I ask him why he chooses to stay; his home is owned outright but is a gutted shell. He is not married and his kids are grown.

“Nowhere to go. I’d have to sell and, in this condition, I’d get half of what it’s worth,” Tod said.

Like the Ebys, he never saw any “official” help immediately after Harvey. Rescues were done by the Cajun Navy and neighbors helping neighbors. The kindness of friends has given him and his family places to stay.

He said that the worst thing to come out of all of this — other than thieves preying on people that are already down – is that he fears the town will never recover, that people will just give up and move on. Sometimes he has felt like giving up as well.

“I’d just started with Sabine River Ford a month before the storm,” Tod said.

He works in the service department and said the Ford dealership and Ford itself were more than generous. Donations poured in and the dealership provided food, cleaning supplies, and money to their affected employees.
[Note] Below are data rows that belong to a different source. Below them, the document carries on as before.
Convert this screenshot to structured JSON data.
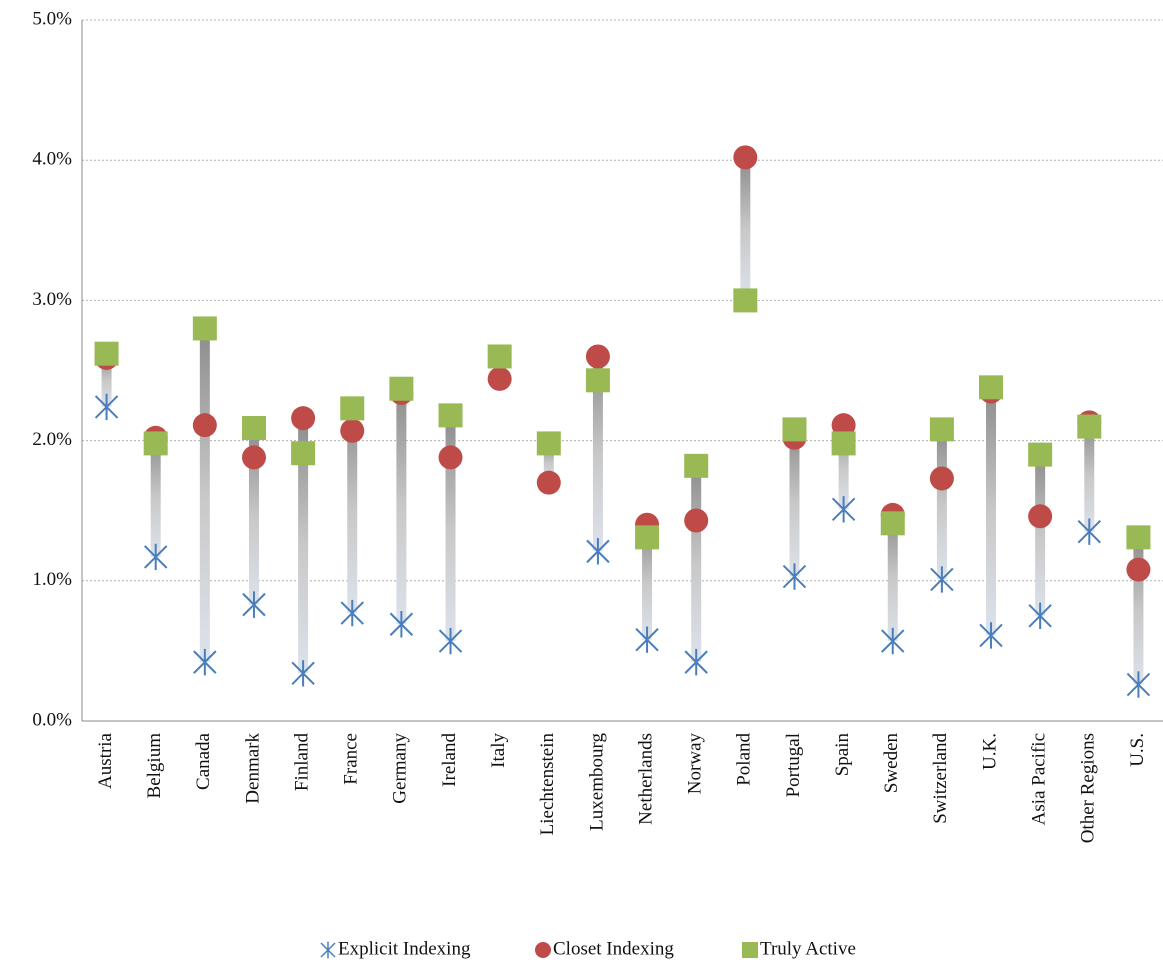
{
  "chart_data": {
    "type": "dot",
    "categories": [
      "Austria",
      "Belgium",
      "Canada",
      "Denmark",
      "Finland",
      "France",
      "Germany",
      "Ireland",
      "Italy",
      "Liechtenstein",
      "Luxembourg",
      "Netherlands",
      "Norway",
      "Poland",
      "Portugal",
      "Spain",
      "Sweden",
      "Switzerland",
      "U.K.",
      "Asia Pacific",
      "Other Regions",
      "U.S."
    ],
    "series": [
      {
        "name": "Explicit Indexing",
        "color": "#4a7ebb",
        "marker": "asterisk",
        "values": [
          2.24,
          1.17,
          0.42,
          0.83,
          0.34,
          0.77,
          0.69,
          0.57,
          null,
          null,
          1.21,
          0.58,
          0.42,
          null,
          1.03,
          1.51,
          0.57,
          1.01,
          0.61,
          0.75,
          1.35,
          0.26
        ]
      },
      {
        "name": "Closet Indexing",
        "color": "#be4b48",
        "marker": "circle",
        "values": [
          2.59,
          2.02,
          2.11,
          1.88,
          2.16,
          2.07,
          2.34,
          1.88,
          2.44,
          1.7,
          2.6,
          1.4,
          1.43,
          4.02,
          2.02,
          2.11,
          1.47,
          1.73,
          2.35,
          1.46,
          2.13,
          1.08
        ]
      },
      {
        "name": "Truly Active",
        "color": "#98b954",
        "marker": "square",
        "values": [
          2.62,
          1.98,
          2.8,
          2.09,
          1.91,
          2.23,
          2.37,
          2.18,
          2.6,
          1.98,
          2.43,
          1.31,
          1.82,
          3.0,
          2.08,
          1.98,
          1.41,
          2.08,
          2.38,
          1.9,
          2.1,
          1.31
        ]
      }
    ],
    "ylim": [
      0,
      5
    ],
    "yticks": [
      {
        "value": 0,
        "label": "0.0%"
      },
      {
        "value": 1,
        "label": "1.0%"
      },
      {
        "value": 2,
        "label": "2.0%"
      },
      {
        "value": 3,
        "label": "3.0%"
      },
      {
        "value": 4,
        "label": "4.0%"
      },
      {
        "value": 5,
        "label": "5.0%"
      }
    ],
    "grid": true,
    "legend": "bottom"
  }
}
This generosity, coupled with seeing all his neighbors going through the same thing, keeps him going.

“Everyone’s helping. They’ll quit working on their house to come work on yours,” Tod said.

Now they look out for one another, whereas before they didn’t really know each other.

It gets overwhelming, there’s so much still to be done. But he started to feel better once he went from tearing things out, to putting things back in. As long as he doesn’t look at the whole picture of what still needs to be done.   He also recuperates by performing with the band he created. They have an album coming out soon.

Tod now has flood insurance, but he said if there’s even an inkling of a storm like this happening again, he will get out first.

Today, it’s the little things.

There are still no walls in the house but he’s able to shower indoors.

Not too long ago, a neighbor who was photographing the aftermath took a picture of all of his stage props and musical instruments sitting on his front lawn, drying out.

Today that photo is the cover to his band’s upcoming first album.